Best movie to not win an Oscar in any category?

The Great Escape

Two come to mind immediately;

**Rear Window
**
Memento
mmm

Sweet Smell of Success (1957) - No Oscar nominations for anything, despite excellent performances by Burt Lancaster (arguably his best) and Tony Curtis, a brilliant script by Ernest Lehman and Clifford Odets, fine direction by Alexander Mackendrick and beautiful b&w cinematography by James Wong Howe. I don’t even want to look who got nominated in these categories instead as it would just add salt to the wound.

Remember My Name (1978) - Little seen or heard of, yet containing Geraldine Chaplin’s finest performance as a troubled ex-con out for revenge on douche bag former boyfriend Anthony Perkins.

Witness For The Prosecution: up for Best Picture (and Director, and Actor, and plenty of other stuff), and 100% on Rotten Tomatoes, and — pfft.

How about The Other Waldo Pepper?

Is Alfred Hitchcock still considered to be the best director to not win Best Director at the Oscars?

Not mentioned yet:

Seven Samurai
The Good, the Bad, and the Ugly
The Shining

In terms of Best Picture nominations and overall career, probably yes. But there are plenty of contenders. Here’s a list of twenty directors who never won Best Director, including Chaplin, Welles, Fellini, Kurosawa, Kubrick, Altman, Lang, and Bergman. Take your pick. Sometimes directors have received an award in part as compensation for not having won for better pictures, like Scorcese for The Departed.

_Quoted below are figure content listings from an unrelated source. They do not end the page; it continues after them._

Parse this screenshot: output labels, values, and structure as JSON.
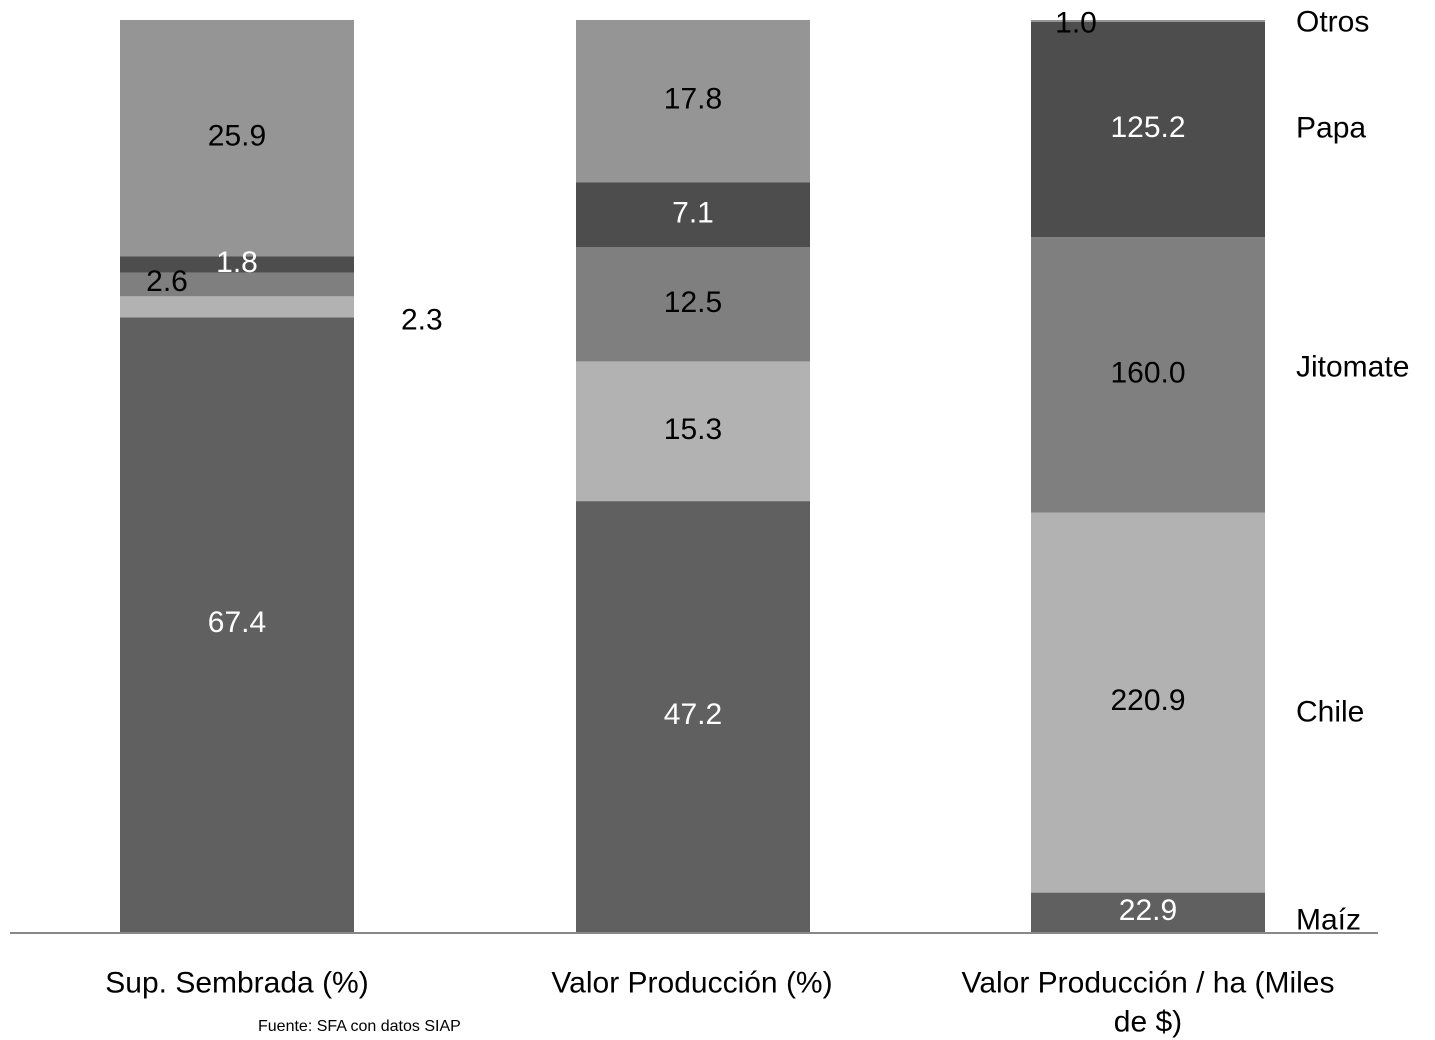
{
  "chart_data": {
    "type": "bar",
    "stacked": true,
    "categories": [
      "Sup. Sembrada (%)",
      "Valor Producción (%)",
      "Valor Producción / ha (Miles de $)"
    ],
    "series": [
      {
        "name": "Maíz",
        "values": [
          67.4,
          47.2,
          22.9
        ],
        "color": "#606060",
        "label_color": "#ffffff"
      },
      {
        "name": "Chile",
        "values": [
          2.3,
          15.3,
          220.9
        ],
        "color": "#b2b2b2",
        "label_color": "#000000"
      },
      {
        "name": "Jitomate",
        "values": [
          2.6,
          12.5,
          160.0
        ],
        "color": "#7f7f7f",
        "label_color": "#000000"
      },
      {
        "name": "Papa",
        "values": [
          1.8,
          7.1,
          125.2
        ],
        "color": "#4d4d4d",
        "label_color": "#ffffff"
      },
      {
        "name": "Otros",
        "values": [
          25.9,
          17.8,
          1.0
        ],
        "color": "#959595",
        "label_color": "#000000"
      }
    ],
    "data_labels": [
      [
        "67.4",
        "2.3",
        "2.6",
        "1.8",
        "25.9"
      ],
      [
        "47.2",
        "15.3",
        "12.5",
        "7.1",
        "17.8"
      ],
      [
        "22.9",
        "220.9",
        "160.0",
        "125.2",
        "1.0"
      ]
    ],
    "legend_placement": "right",
    "grid": false,
    "axis_line_color": "#888888"
  },
  "source_note": "Fuente: SFA con datos SIAP"
}
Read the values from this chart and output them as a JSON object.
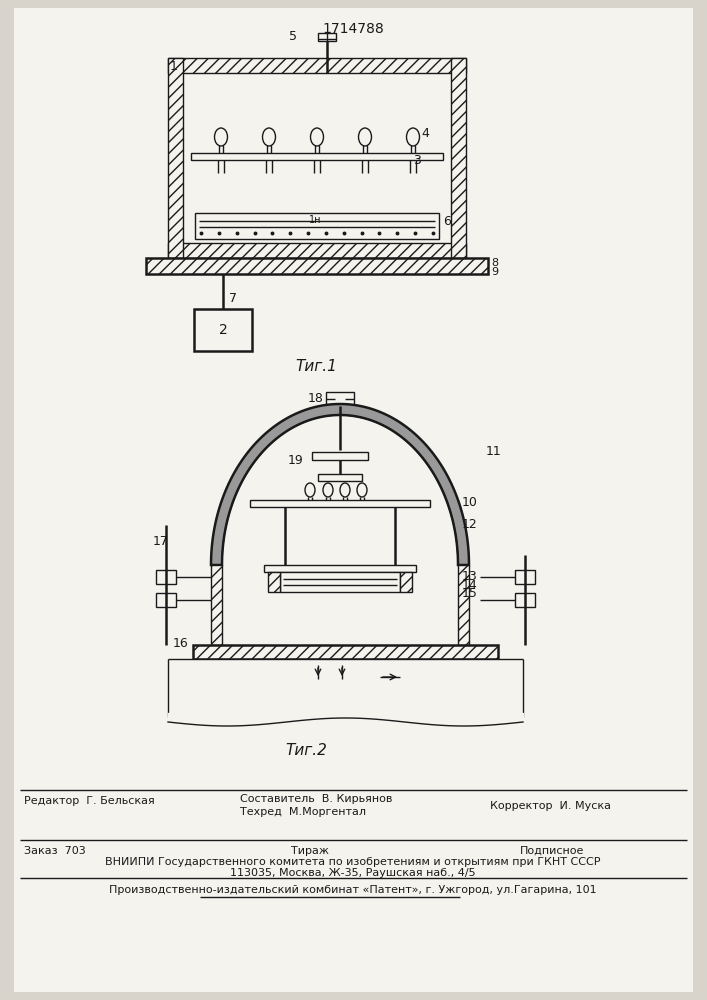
{
  "title_number": "1714788",
  "fig1_caption": "Τиг.1",
  "fig2_caption": "Τиг.2",
  "footer_editor": "Редактор  Г. Бельская",
  "footer_composer": "Составитель  В. Кирьянов",
  "footer_techred": "Техред  М.Моргентал",
  "footer_corrector": "Корректор  И. Муска",
  "footer_zakaz": "Заказ  703",
  "footer_tirazh": "Тираж",
  "footer_podpisnoe": "Подписное",
  "footer_vniipи": "ВНИИПИ Государственного комитета по изобретениям и открытиям при ГКНТ СССР",
  "footer_address": "113035, Москва, Ж-35, Раушская наб., 4/5",
  "footer_patent": "Производственно-издательский комбинат «Патент», г. Ужгород, ул.Гагарина, 101",
  "bg_color": "#d8d4cc",
  "line_color": "#1a1a1a",
  "white": "#f5f3ee"
}
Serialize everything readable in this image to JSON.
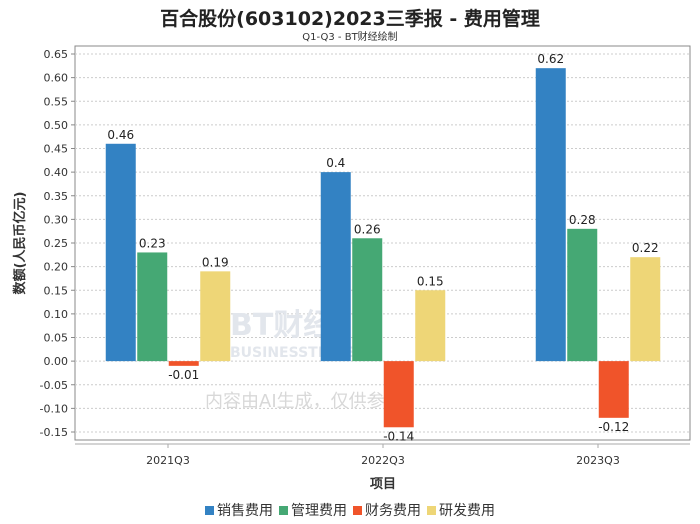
{
  "chart_data": {
    "type": "bar",
    "title": "百合股份(603102)2023三季报 - 费用管理",
    "subtitle": "Q1-Q3 - BT财经绘制",
    "xlabel": "项目",
    "ylabel": "数额(人民币亿元)",
    "categories": [
      "2021Q3",
      "2022Q3",
      "2023Q3"
    ],
    "series": [
      {
        "name": "销售费用",
        "color": "#3382c3",
        "values": [
          0.46,
          0.4,
          0.62
        ]
      },
      {
        "name": "管理费用",
        "color": "#45a874",
        "values": [
          0.23,
          0.26,
          0.28
        ]
      },
      {
        "name": "财务费用",
        "color": "#f0542a",
        "values": [
          -0.01,
          -0.14,
          -0.12
        ]
      },
      {
        "name": "研发费用",
        "color": "#eed677",
        "values": [
          0.19,
          0.15,
          0.22
        ]
      }
    ],
    "ylim": [
      -0.15,
      0.65
    ],
    "yticks": [
      "0.65",
      "0.60",
      "0.55",
      "0.50",
      "0.45",
      "0.40",
      "0.35",
      "0.30",
      "0.25",
      "0.20",
      "0.15",
      "0.10",
      "0.05",
      "0.00",
      "-0.05",
      "-0.10",
      "-0.15"
    ],
    "grid": true,
    "legend": "bottom"
  },
  "watermark": {
    "brand": "BT财经",
    "brand_en": "BUSINESSTIMES",
    "notice": "内容由AI生成，仅供参考"
  }
}
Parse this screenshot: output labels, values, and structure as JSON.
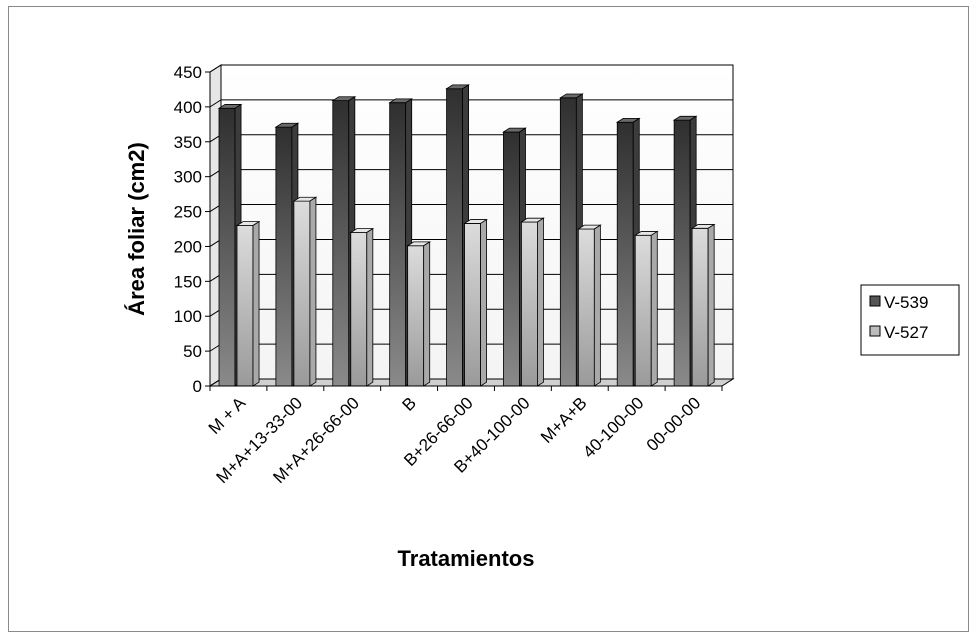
{
  "chart_data": {
    "type": "bar",
    "title": "",
    "xlabel": "Tratamientos",
    "ylabel": "Área foliar (cm2)",
    "ylim": [
      0,
      450
    ],
    "yticks": [
      0,
      50,
      100,
      150,
      200,
      250,
      300,
      350,
      400,
      450
    ],
    "categories": [
      "M + A",
      "M+A+13-33-00",
      "M+A+26-66-00",
      "B",
      "B+26-66-00",
      "B+40-100-00",
      "M+A+B",
      "40-100-00",
      "00-00-00"
    ],
    "series": [
      {
        "name": "V-539",
        "values": [
          398,
          371,
          409,
          406,
          426,
          364,
          413,
          378,
          381
        ],
        "color": "#555555"
      },
      {
        "name": "V-527",
        "values": [
          230,
          265,
          220,
          201,
          233,
          235,
          225,
          216,
          226
        ],
        "color": "#bdbdbd"
      }
    ],
    "grid": true,
    "legend_position": "right",
    "style": "3d-column"
  }
}
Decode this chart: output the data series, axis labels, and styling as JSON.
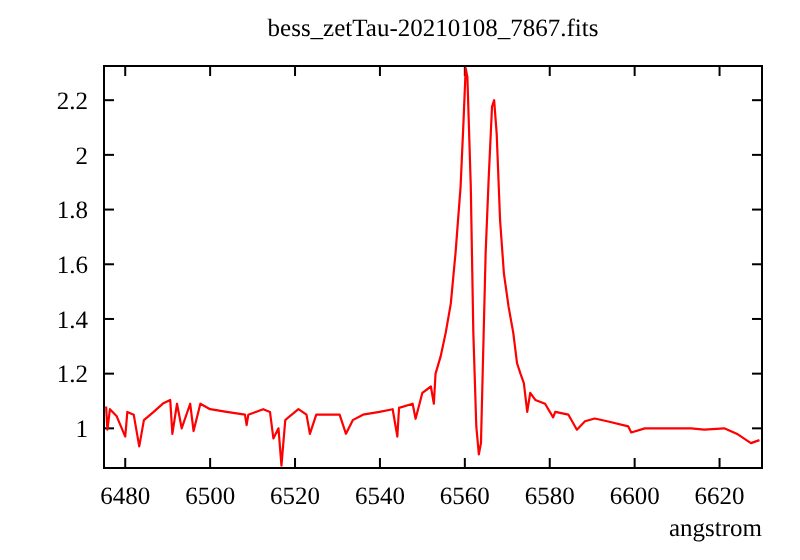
{
  "chart_data": {
    "type": "line",
    "title": "bess_zetTau-20210108_7867.fits",
    "xlabel": "angstrom",
    "color": "#ff0000",
    "x": [
      6475.5,
      6475.8,
      6476.4,
      6478,
      6480,
      6480.5,
      6482,
      6483.3,
      6484.4,
      6486.7,
      6489,
      6490.6,
      6491.1,
      6492.2,
      6493.3,
      6495.3,
      6496.1,
      6497.7,
      6500,
      6503.9,
      6508.2,
      6508.6,
      6509,
      6512.5,
      6514.1,
      6514.9,
      6516.1,
      6516.8,
      6517.7,
      6518.8,
      6520.8,
      6522.7,
      6523.5,
      6525,
      6530.5,
      6532,
      6533.6,
      6536,
      6539.9,
      6543,
      6544.1,
      6544.5,
      6547.7,
      6548.4,
      6550,
      6552,
      6552.7,
      6553.1,
      6554.3,
      6555.5,
      6556.7,
      6557.8,
      6559,
      6559.7,
      6560.2,
      6560.6,
      6561.4,
      6562,
      6562.7,
      6563.3,
      6563.8,
      6564.2,
      6564.9,
      6565.6,
      6566.4,
      6566.9,
      6567.5,
      6568.3,
      6569.2,
      6570.3,
      6571.4,
      6572.3,
      6573.1,
      6573.9,
      6574.7,
      6575.4,
      6576.6,
      6578.9,
      6580.8,
      6581.3,
      6584.4,
      6586.4,
      6588.3,
      6590.6,
      6593.8,
      6598.5,
      6599.2,
      6602.4,
      6607,
      6613.3,
      6616.4,
      6621.1,
      6624.3,
      6627.4,
      6629.4
    ],
    "values": [
      1.08,
      0.995,
      1.07,
      1.044,
      0.97,
      1.06,
      1.05,
      0.934,
      1.03,
      1.06,
      1.092,
      1.104,
      0.98,
      1.09,
      1.0,
      1.09,
      0.99,
      1.09,
      1.07,
      1.06,
      1.05,
      1.012,
      1.05,
      1.07,
      1.06,
      0.963,
      1.0,
      0.864,
      1.03,
      1.045,
      1.07,
      1.05,
      0.98,
      1.05,
      1.05,
      0.98,
      1.03,
      1.05,
      1.06,
      1.07,
      0.97,
      1.075,
      1.09,
      1.035,
      1.13,
      1.153,
      1.09,
      1.2,
      1.263,
      1.35,
      1.457,
      1.64,
      1.884,
      2.127,
      2.317,
      2.285,
      1.884,
      1.35,
      1.007,
      0.905,
      0.946,
      1.2,
      1.64,
      1.908,
      2.176,
      2.2,
      2.078,
      1.761,
      1.567,
      1.445,
      1.35,
      1.238,
      1.2,
      1.165,
      1.06,
      1.13,
      1.104,
      1.09,
      1.04,
      1.06,
      1.05,
      0.995,
      1.026,
      1.036,
      1.025,
      1.007,
      0.985,
      1.0,
      1.0,
      1.0,
      0.995,
      1.0,
      0.978,
      0.946,
      0.957
    ],
    "xlim": [
      6475,
      6630
    ],
    "ylim": [
      0.855,
      2.325
    ],
    "xticks": [
      6480,
      6500,
      6520,
      6540,
      6560,
      6580,
      6600,
      6620
    ],
    "yticks": [
      1,
      1.2,
      1.4,
      1.6,
      1.8,
      2,
      2.2
    ]
  }
}
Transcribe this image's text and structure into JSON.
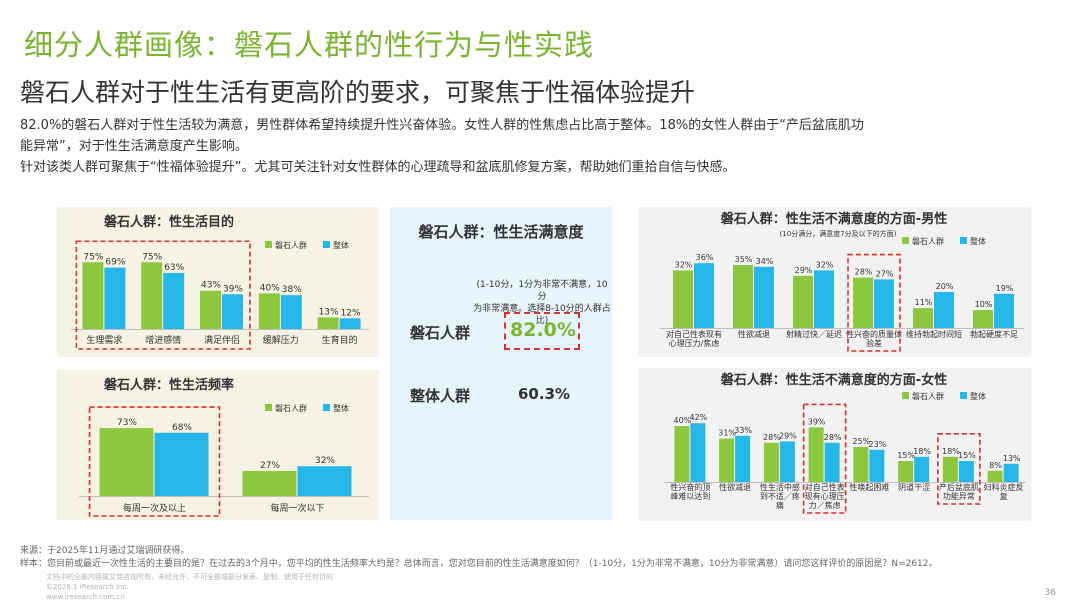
{
  "page": {
    "title": "细分人群画像：磐石人群的性行为与性实践",
    "subtitle": "磐石人群对于性生活有更高阶的要求，可聚焦于性福体验提升",
    "summary_lines": [
      "82.0%的磐石人群对于性生活较为满意，男性群体希望持续提升性兴奋体验。女性人群的性焦虑占比高于整体。18%的女性人群由于“产后盆底肌功",
      "能异常”，对于性生活满意度产生影响。",
      "针对该类人群可聚焦于“性福体验提升”。尤其可关注针对女性群体的心理疏导和盆底肌修复方案，帮助她们重拾自信与快感。"
    ],
    "source": "来源：于2025年11月通过艾瑞调研获得。",
    "sample": "样本：您目前或最近一次性生活的主要目的是？在过去的3个月中，您平均的性生活频率大约是？总体而言，您对您目前的性生活满意度如何？（1-10分，1分为非常不满意，10分为非常满意）请问您这样评价的原因是？N=2612。",
    "copyright_lines": [
      "文档中的全部内容属艾瑞咨询所有，未经允许，不可全部或部分发表、复制、使用于任何目的",
      "©2026.1 iResearch Inc.",
      "www.iresearch.com.cn"
    ],
    "page_number": "36"
  },
  "colors": {
    "green": "#8dc63f",
    "blue": "#25b7e8",
    "title_green": "#7ab52f",
    "red": "#d9302c",
    "text": "#333333"
  },
  "satisfaction": {
    "title": "磐石人群：性生活满意度",
    "note_lines": [
      "(1-10分，1分为非常不满意，10分",
      "为非常满意。选择8-10分的人群占比)"
    ],
    "rows": [
      {
        "label": "磐石人群",
        "value": "82.0%",
        "highlight": true
      },
      {
        "label": "整体人群",
        "value": "60.3%",
        "highlight": false
      }
    ]
  },
  "chart_data": [
    {
      "id": "purpose",
      "type": "bar",
      "title": "磐石人群：性生活目的",
      "legend": [
        "磐石人群",
        "整体"
      ],
      "categories": [
        "生理需求",
        "增进感情",
        "满足伴侣",
        "缓解压力",
        "生育目的"
      ],
      "series": [
        {
          "name": "磐石人群",
          "values": [
            75,
            75,
            43,
            40,
            13
          ]
        },
        {
          "name": "整体",
          "values": [
            69,
            63,
            39,
            38,
            12
          ]
        }
      ],
      "ylim": [
        0,
        100
      ],
      "highlight_categories": [
        0,
        1,
        2
      ]
    },
    {
      "id": "frequency",
      "type": "bar",
      "title": "磐石人群：性生活频率",
      "legend": [
        "磐石人群",
        "整体"
      ],
      "categories": [
        "每周一次及以上",
        "每周一次以下"
      ],
      "series": [
        {
          "name": "磐石人群",
          "values": [
            73,
            27
          ]
        },
        {
          "name": "整体",
          "values": [
            68,
            32
          ]
        }
      ],
      "ylim": [
        0,
        100
      ],
      "highlight_categories": [
        0
      ]
    },
    {
      "id": "male",
      "type": "bar",
      "title": "磐石人群：性生活不满意度的方面-男性",
      "subtitle": "(10分满分，满意度7分及以下的方面)",
      "legend": [
        "磐石人群",
        "整体"
      ],
      "categories": [
        "对自己性表现有心理压力/焦虑",
        "性欲减退",
        "射精过快／延迟",
        "性兴奋的质量体验差",
        "维持勃起时间短",
        "勃起硬度不足"
      ],
      "series": [
        {
          "name": "磐石人群",
          "values": [
            32,
            35,
            29,
            28,
            11,
            10
          ]
        },
        {
          "name": "整体",
          "values": [
            36,
            34,
            32,
            27,
            20,
            19
          ]
        }
      ],
      "ylim": [
        0,
        45
      ],
      "highlight_categories": [
        3
      ]
    },
    {
      "id": "female",
      "type": "bar",
      "title": "磐石人群：性生活不满意度的方面-女性",
      "legend": [
        "磐石人群",
        "整体"
      ],
      "categories": [
        "性兴奋的顶峰难以达到",
        "性欲减退",
        "性生活中感到不适／疼痛",
        "对自己性表现有心理压力／焦虑",
        "性唤起困难",
        "阴道干涩",
        "产后盆底肌功能异常",
        "妇科炎症反复"
      ],
      "series": [
        {
          "name": "磐石人群",
          "values": [
            40,
            31,
            28,
            39,
            25,
            15,
            18,
            8
          ]
        },
        {
          "name": "整体",
          "values": [
            42,
            33,
            29,
            28,
            23,
            18,
            15,
            13
          ]
        }
      ],
      "ylim": [
        0,
        50
      ],
      "highlight_categories": [
        3,
        6
      ]
    }
  ]
}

I like this movie, I have this movie, but I’m not so sure of its Oscar potential.

I will say this for it (as someone who was there, back then): it nearly perfectly captures the Victory Hysteria (IMO, it’s sadly misplaced; it’s like a athletic teenager bragging about how they beat up a physically/mentally challenged seven-year-old on Halloween, and stole all their candy), especially amongst the REMFs whose closest encounter to anything combat-related was looking nervously towards the sky during SCUD alerts.

George Clooney also perfectly captures the weary cynicism of an actual combat vet, in his dealings with the various REMFs he encounters in hatching and carrying out his plan.

I don’t think that’s the best example. The Departed was a great movie and was Oscar-worthy on its own merits.

But Scorsese was long past due for recognition. I think the Academy realized it should have awarded him a Best Director Oscar for one of his earlier movies like Taxi Driver, Raging Bull, or Goodfellas. So they might have ended up giving him the award he deserved for a second-rate film. But then Scorsese resolved the potential dilemma for them by making another great movie.

I was just saying that The Departed wasn’t the best of all of Scorcese’s movies, not that it wasn’t good in its own right. But I recall a great deal of discussion at the time saying that Scorcese was sure to win for that because he hadn’t won previously.

Do you mean the original King Kong or the remake?

There have been two remakes of King Kong.

Jacob’s Ladder - 0 nominations, 0 wins

To be really picky, there have been four remakes of King Kong if you count two lost 1930’s Japanese remakes, and that’s not counting sequels to various of the versions.

I kind of think it was the victim of the year it was released, having to contend with American Beauty, The Insider, Cider House Rules, The Green Mile, The Hurricane, Being John Malkovich, Boys Don’t Cry and The Sixth Sense for Academy Awards.

No wins, and only one nomination - in Best Film Editing.

Sheesh.

You’ve all listed an impressive array of movies that got nothing. I think it’s a testament to how political and mercurial the awards process is.

“Manchester by the Sea” received two awards, and I wasn’t moved by that movie at all. In fact, I consider Casey Affleck to be a very ordinary actor, and I was mystified by his Best Actor award.

My SiL is an Academy voter (Screen Writers’ Guild), and even she is mystified by some of the results.

Interestingly, the Seven Samurai made a recent list of best foreign films. But without derailing the conversation too much, I am curious if anyone knows the basis for the seeming lack of love for the movie in Japan that is cited !?!

Don’t mind me - I’m still grumpy that The Lego Movie didn’t get a nomination in the Best Animated Film category despite being miiiiiiles ahead of the rest of the field (Big Hero 6? Pfui, I say!). 1 nomination (for the ubiquitous song), 0 wins.